Вот это «подрумянить душу» и есть человеческое, вечно человеческое, «das ewig menschliches».[4]

Барон подрумянивает себе душу тем, что вспоминает, как он «благородно» пил по утрам кофе со сливками, как у него были предки и лакеи.

Актёр подрумянивает душу тем, что с гордостью произносит «громкое» название своей болезни:

— Мой организм отравлен алкоголем!

Не просто пьяница, а нечто звучное:

— Организм отравлен алкоголем!

Звучит «благородно».

«Девица» читает благородные романы. Где всё самая возвышенная любовь и самопожертвование. И воображает себя на месте героинь. И верит этому.

Телеграфист произносит «необыкновенные слова»:

— Органон… Транс-цен-ден-тальный.

— Надоели мне, брат, все человеческие слова. Все наши слова надоели. Каждое из них слышал я, наверное, тысячу раз!

Глупы эти люди, не правда ли? И румяна у них грошовые?

И вдруг эти «серенькие души» вспыхивают ярким румянцем. Не румянцем грошовых румян. А настоящим, человеческим румянцем.

Что случилось?

В ночлежку пришёл старик бродяга Лука.

И раздул пламя, которое таилось под грудою пепла.

И из этой груды грязи, навоза, смрада, отрепьев, гнусности, преступления вызвал человека.

Человека во всей его красоте.

Человека во всей его прелести мысли и чувства.

Как случилось такое чудо?

Лука не проповедник.

Лука суетливый старикашка, он говорит забавно и наивно.

Но каждое его слово сейчас же переходит в дело.

Он проповедует делами, и в этом, как в толстовском Акиме, его сила.

Лука с полицейской точки зрения — тёмная личность. С нашей — обыкновенный:

— Потерял всякую нравственную брезгливость.

Он входит со словами:

— Мне всё равно. Я и жуликов уважаю. По-моему, ни одна блоха не плоха. Все чёрненькие, все прыгают.

Лука полон веры в человека.

— А как ты думаешь, добьются люди правды?

— Да уж раз взялись, — как же не добиться. Люди добьются.

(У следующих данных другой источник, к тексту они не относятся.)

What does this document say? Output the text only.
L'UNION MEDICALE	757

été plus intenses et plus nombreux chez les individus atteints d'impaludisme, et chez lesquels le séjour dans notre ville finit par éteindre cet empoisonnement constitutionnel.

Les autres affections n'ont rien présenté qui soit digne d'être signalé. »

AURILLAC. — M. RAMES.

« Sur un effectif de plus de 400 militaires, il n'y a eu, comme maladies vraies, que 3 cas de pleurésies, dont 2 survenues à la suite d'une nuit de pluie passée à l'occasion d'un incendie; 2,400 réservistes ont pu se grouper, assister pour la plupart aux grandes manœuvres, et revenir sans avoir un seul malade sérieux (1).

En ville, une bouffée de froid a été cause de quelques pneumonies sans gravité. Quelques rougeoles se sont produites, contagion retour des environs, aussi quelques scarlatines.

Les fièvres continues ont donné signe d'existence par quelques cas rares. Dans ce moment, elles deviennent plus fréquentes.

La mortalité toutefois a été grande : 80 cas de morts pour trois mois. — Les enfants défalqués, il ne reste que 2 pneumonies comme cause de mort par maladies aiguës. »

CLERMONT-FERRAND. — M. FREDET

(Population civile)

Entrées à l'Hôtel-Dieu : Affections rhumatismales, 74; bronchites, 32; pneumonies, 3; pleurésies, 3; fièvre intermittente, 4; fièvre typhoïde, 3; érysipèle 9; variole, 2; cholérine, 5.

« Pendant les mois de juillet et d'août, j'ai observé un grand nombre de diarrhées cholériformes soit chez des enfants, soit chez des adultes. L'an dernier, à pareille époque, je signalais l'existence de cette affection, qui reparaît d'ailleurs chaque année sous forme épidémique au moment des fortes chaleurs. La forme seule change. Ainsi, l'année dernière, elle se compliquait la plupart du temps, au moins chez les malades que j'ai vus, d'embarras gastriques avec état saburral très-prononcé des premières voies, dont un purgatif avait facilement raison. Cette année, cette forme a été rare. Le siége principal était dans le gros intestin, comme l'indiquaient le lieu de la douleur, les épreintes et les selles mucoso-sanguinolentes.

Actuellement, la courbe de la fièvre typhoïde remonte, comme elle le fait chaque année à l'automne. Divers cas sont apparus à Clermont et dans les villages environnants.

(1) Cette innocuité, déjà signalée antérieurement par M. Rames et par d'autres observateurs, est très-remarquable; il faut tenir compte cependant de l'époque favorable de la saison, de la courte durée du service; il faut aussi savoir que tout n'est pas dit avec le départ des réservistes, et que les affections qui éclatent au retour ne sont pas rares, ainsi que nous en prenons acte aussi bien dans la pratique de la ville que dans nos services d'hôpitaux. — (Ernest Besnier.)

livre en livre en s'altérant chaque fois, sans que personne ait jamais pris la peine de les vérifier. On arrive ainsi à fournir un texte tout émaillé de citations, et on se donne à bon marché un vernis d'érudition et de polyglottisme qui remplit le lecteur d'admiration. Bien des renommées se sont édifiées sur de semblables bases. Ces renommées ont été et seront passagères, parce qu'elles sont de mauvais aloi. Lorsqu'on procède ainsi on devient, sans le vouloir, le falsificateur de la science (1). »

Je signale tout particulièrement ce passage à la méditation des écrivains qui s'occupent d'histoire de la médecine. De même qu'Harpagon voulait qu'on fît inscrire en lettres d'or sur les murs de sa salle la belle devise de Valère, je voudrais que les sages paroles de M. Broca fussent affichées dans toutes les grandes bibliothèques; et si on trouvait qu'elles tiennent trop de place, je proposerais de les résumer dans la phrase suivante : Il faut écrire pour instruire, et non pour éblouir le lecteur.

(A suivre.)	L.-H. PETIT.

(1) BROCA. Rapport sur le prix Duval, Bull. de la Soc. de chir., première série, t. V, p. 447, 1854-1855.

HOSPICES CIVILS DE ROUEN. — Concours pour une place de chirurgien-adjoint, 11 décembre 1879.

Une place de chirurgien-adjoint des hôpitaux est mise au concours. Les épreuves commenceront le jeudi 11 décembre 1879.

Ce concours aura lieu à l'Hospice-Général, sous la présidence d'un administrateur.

Мира будущего человеку бояться нечего:

— Ты, Анна, не бойся. Ты неба не бойся. Преставишься ты, и скажет Господь: «Приведите ко мне Анну. Я эту Анну знаю. Эта Анна много страдала, много мучилась в жизни. Отведите Анну теперь на покой. Пусть Анна отдохнёт».

У Луки религия человека.

Всегда во всём у него прежде всего «человек».

На него, когда он был сторожем, напали с топором беглые каторжники. Он «осерчал за топор». Из ружья нацелился.

— Бросай топор. Наломай веток. Пори друг друга по очереди. Зачем на человека с топором кидаетесь!

Они падают на колени перед направленным на них дулом.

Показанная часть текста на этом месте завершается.